Indeed, I have seen textbooks offer proofs of this formula by using the same logic that young Gauss used to find the sum 1 + 2 + \dots + 99 + 100. The “proof” goes like this: Take the terms in pairs. The first term plus the last term is a_1 + a_n. The second term plus the second-to-last term is a_2 + a_{n-1} = a_1 + d + a_n - d = a_1 + a_n. And so on. So each pair adds to a_1 + a_n. Since there are n terms, there are n/2 pairs, and so we derive the above formula for S.

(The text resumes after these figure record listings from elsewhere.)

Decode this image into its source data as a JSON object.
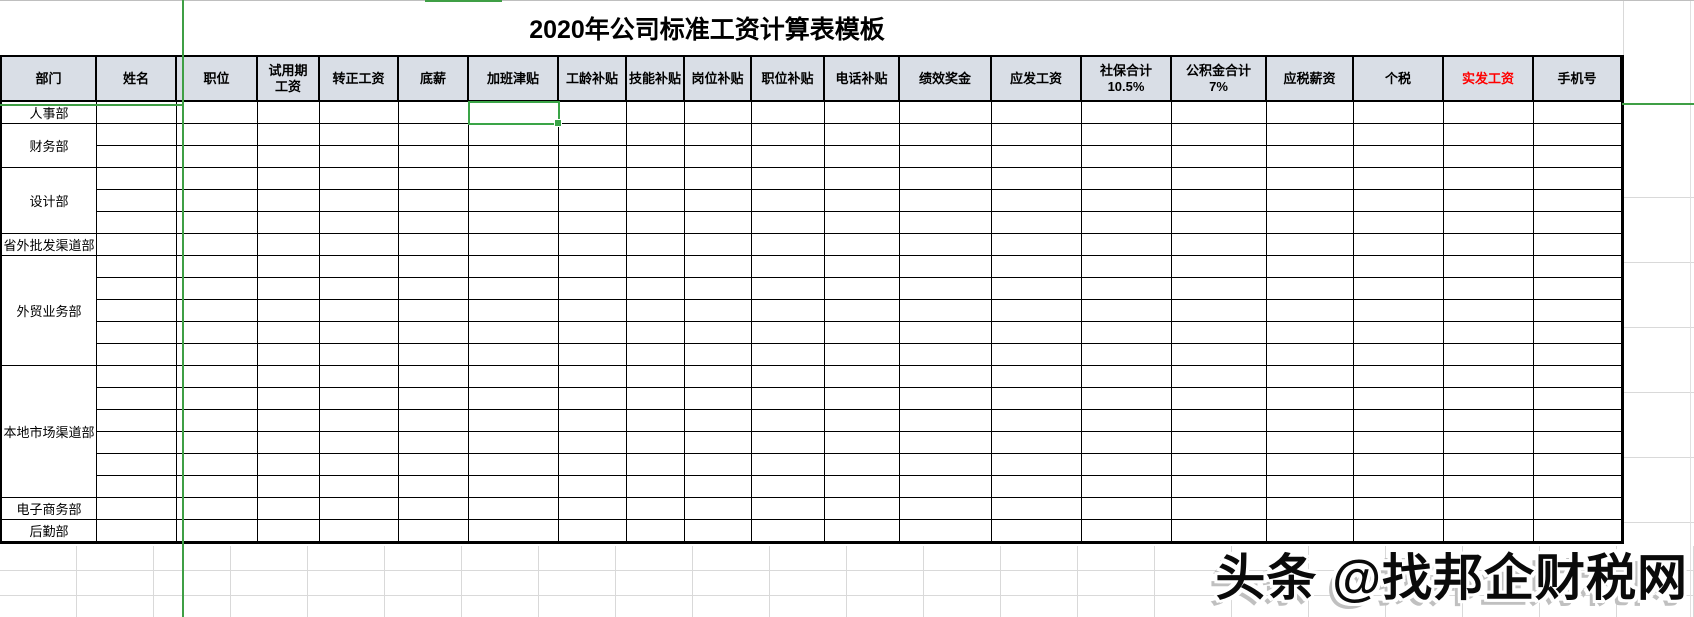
{
  "title": "2020年公司标准工资计算表模板",
  "watermark": {
    "text": "头条 @找邦企财税网"
  },
  "colors": {
    "header_bg": "#d9dee6",
    "grid_black": "#000000",
    "guide_green": "#3f9f45",
    "net_pay_red": "#ff0000",
    "faint_grid": "#d9d9d9"
  },
  "table": {
    "headers": [
      {
        "label": "部门"
      },
      {
        "label": "姓名"
      },
      {
        "label": "职位"
      },
      {
        "label": "试用期工资",
        "lines": [
          "试用期",
          "工资"
        ]
      },
      {
        "label": "转正工资"
      },
      {
        "label": "底薪"
      },
      {
        "label": "加班津贴"
      },
      {
        "label": "工龄补贴"
      },
      {
        "label": "技能补贴"
      },
      {
        "label": "岗位补贴"
      },
      {
        "label": "职位补贴"
      },
      {
        "label": "电话补贴"
      },
      {
        "label": "绩效奖金"
      },
      {
        "label": "应发工资"
      },
      {
        "label": "社保合计 10.5%",
        "lines": [
          "社保合计",
          "10.5%"
        ]
      },
      {
        "label": "公积金合计 7%",
        "lines": [
          "公积金合计",
          "7%"
        ]
      },
      {
        "label": "应税薪资"
      },
      {
        "label": "个税"
      },
      {
        "label": "实发工资",
        "color": "#ff0000"
      },
      {
        "label": "手机号"
      }
    ],
    "groups": [
      {
        "label": "人事部",
        "rows": 1
      },
      {
        "label": "财务部",
        "rows": 2
      },
      {
        "label": "设计部",
        "rows": 3
      },
      {
        "label": "省外批发渠道部",
        "rows": 1
      },
      {
        "label": "外贸业务部",
        "rows": 5
      },
      {
        "label": "本地市场渠道部",
        "rows": 6
      },
      {
        "label": "电子商务部",
        "rows": 1
      },
      {
        "label": "后勤部",
        "rows": 1
      }
    ],
    "body_values": "all data cells are empty",
    "selection": {
      "department": "人事部",
      "column": "加班津贴",
      "row_in_group": 1
    }
  }
}
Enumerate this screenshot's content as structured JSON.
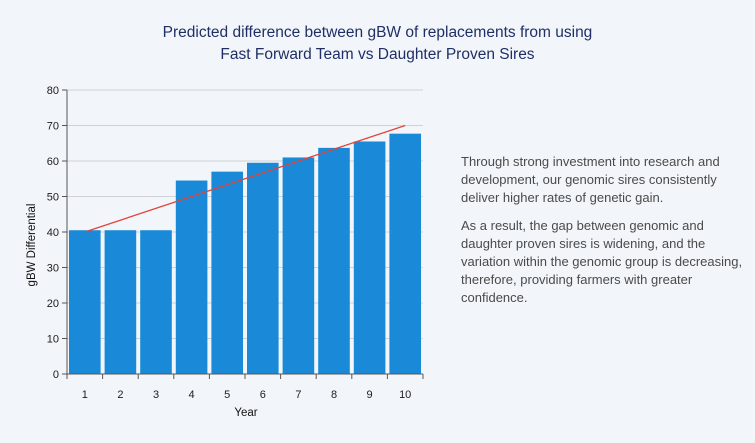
{
  "chart_data": {
    "type": "bar",
    "title_lines": [
      "Predicted difference between gBW of replacements from using",
      "Fast Forward Team vs Daughter Proven Sires"
    ],
    "xlabel": "Year",
    "ylabel": "gBW Differential",
    "categories": [
      "1",
      "2",
      "3",
      "4",
      "5",
      "6",
      "7",
      "8",
      "9",
      "10"
    ],
    "values": [
      40.5,
      40.5,
      40.5,
      54.5,
      57,
      59.5,
      61,
      63.7,
      65.5,
      67.7
    ],
    "ylim": [
      0,
      80
    ],
    "yticks": [
      "0",
      "10",
      "20",
      "30",
      "40",
      "50",
      "60",
      "70",
      "80"
    ],
    "trendline": {
      "start": 40,
      "end": 70
    },
    "grid": true,
    "bar_color": "#1a8ad8",
    "trend_color": "#e0443a"
  },
  "description": {
    "paragraphs": [
      "Through strong investment into research and development, our genomic sires consistently deliver higher rates of genetic gain.",
      "As a result, the gap between genomic and daughter proven sires is widening, and the variation within the genomic group is decreasing, therefore, providing farmers with greater confidence."
    ]
  }
}
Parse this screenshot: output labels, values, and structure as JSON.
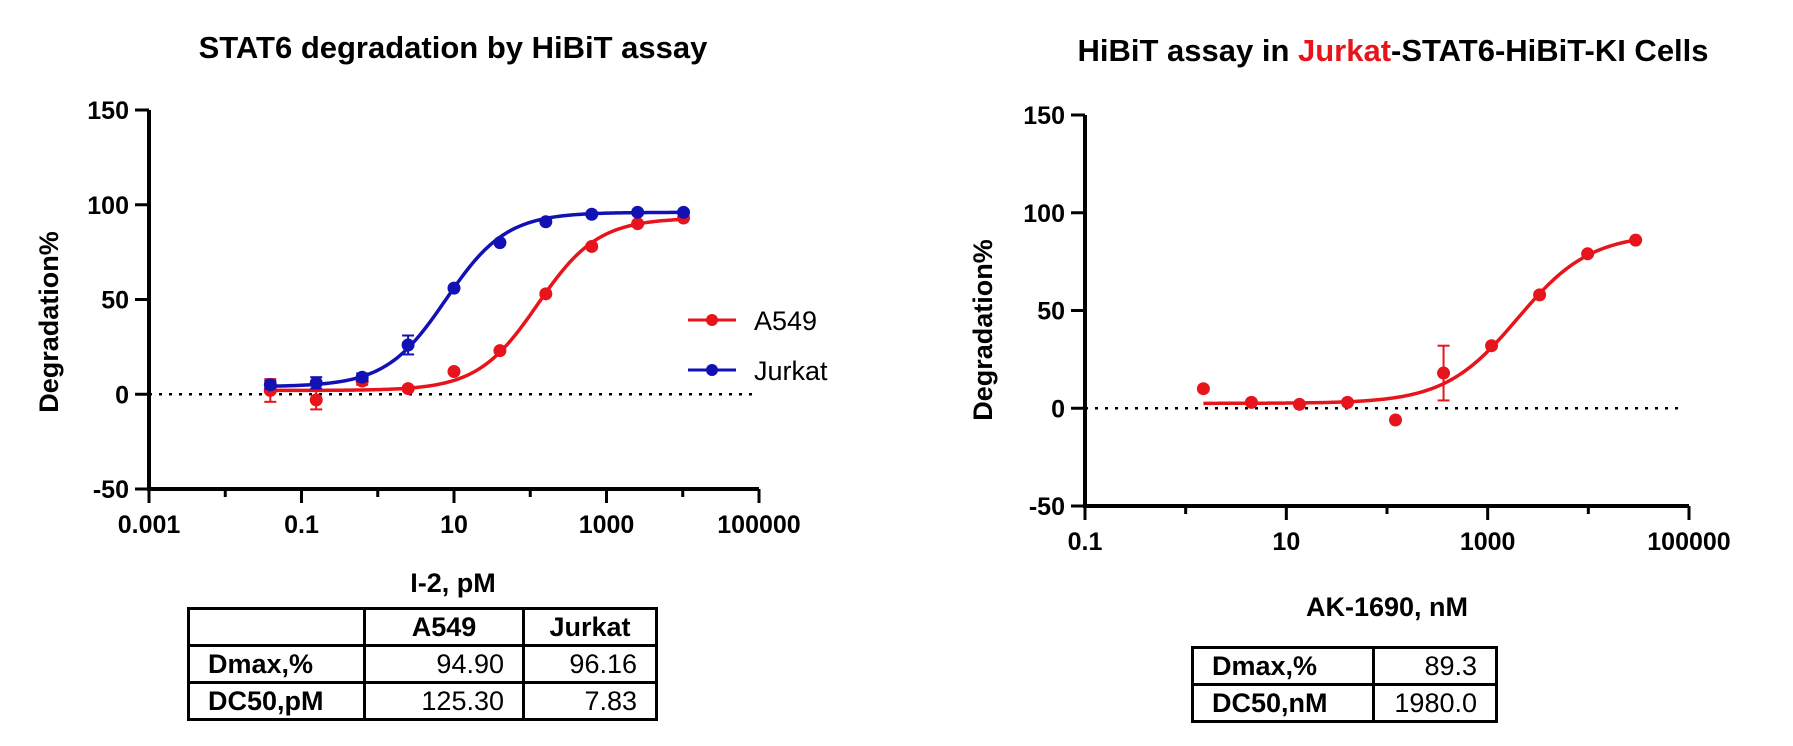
{
  "chart_data": [
    {
      "type": "line",
      "title": "STAT6 degradation by HiBiT assay",
      "xlabel": "I-2, pM",
      "ylabel": "Degradation%",
      "xscale": "log",
      "xlim": [
        0.001,
        100000
      ],
      "ylim": [
        -50,
        150
      ],
      "x_ticks": [
        "0.001",
        "0.1",
        "10",
        "1000",
        "100000"
      ],
      "y_ticks": [
        "-50",
        "0",
        "50",
        "100",
        "150"
      ],
      "reference_line": 0,
      "legend_position": "right",
      "series": [
        {
          "name": "A549",
          "color": "#e8141b",
          "x": [
            0.039,
            0.156,
            0.625,
            2.5,
            10,
            40,
            160,
            640,
            2560,
            10240
          ],
          "y": [
            2,
            -3,
            7,
            3,
            12,
            23,
            53,
            78,
            90,
            93
          ],
          "err": [
            6,
            5,
            2,
            1,
            0,
            0,
            0,
            0,
            0,
            0
          ],
          "fit": {
            "bottom": 2,
            "top": 93,
            "ec50": 125.3,
            "hill": 1.1
          }
        },
        {
          "name": "Jurkat",
          "color": "#1212b4",
          "x": [
            0.039,
            0.156,
            0.625,
            2.5,
            10,
            40,
            160,
            640,
            2560,
            10240
          ],
          "y": [
            5,
            6,
            9,
            26,
            56,
            80,
            91,
            95,
            96,
            96
          ],
          "err": [
            2,
            3,
            2,
            5,
            0,
            0,
            0,
            0,
            0,
            0
          ],
          "fit": {
            "bottom": 4,
            "top": 96,
            "ec50": 7.83,
            "hill": 1.1
          }
        }
      ]
    },
    {
      "type": "line",
      "title_parts": [
        "HiBiT assay in ",
        "Jurkat",
        "-STAT6-HiBiT-KI Cells"
      ],
      "title_colors": [
        "#000000",
        "#e8141b",
        "#000000"
      ],
      "xlabel": "AK-1690, nM",
      "ylabel": "Degradation%",
      "xscale": "log",
      "xlim": [
        0.1,
        100000
      ],
      "ylim": [
        -50,
        150
      ],
      "x_ticks": [
        "0.1",
        "10",
        "1000",
        "100000"
      ],
      "y_ticks": [
        "-50",
        "0",
        "50",
        "100",
        "150"
      ],
      "reference_line": 0,
      "series": [
        {
          "color": "#e8141b",
          "x": [
            1.5,
            4.5,
            13.5,
            40.5,
            121.5,
            364.5,
            1093.5,
            3280.5,
            9841.5,
            29524.5
          ],
          "y": [
            10,
            3,
            2,
            3,
            -6,
            18,
            32,
            58,
            79,
            86
          ],
          "err": [
            0,
            0,
            0,
            0,
            0,
            14,
            0,
            0,
            0,
            0
          ],
          "fit": {
            "bottom": 2.5,
            "top": 89.3,
            "ec50": 1980.0,
            "hill": 1.2
          }
        }
      ]
    }
  ],
  "tables": {
    "left": {
      "col_a549": "A549",
      "col_jurkat": "Jurkat",
      "row1_label": "Dmax,%",
      "row1_a549": "94.90",
      "row1_jurkat": "96.16",
      "row2_label": "DC50,pM",
      "row2_a549": "125.30",
      "row2_jurkat": "7.83"
    },
    "right": {
      "row1_label": "Dmax,%",
      "row1_value": "89.3",
      "row2_label": "DC50,nM",
      "row2_value": "1980.0"
    }
  }
}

You’ll notice I put “proof” in quotation marks. There’s a slight catch with the above logic: it only works if n is an even number. If n is odd, the result is still correct, but the logic to get the result is slightly different. That’s why I don’t particularly recommend using the above paragraph to prove this formula for students, even though it fits nicely with the almost unforgettable Gauss story.

That said, for talented students looking for a challenge, I would recommend showing this idea, then point out the flaw in the argument, and then ask the students to come up with an alternate proof for handling odd values of n.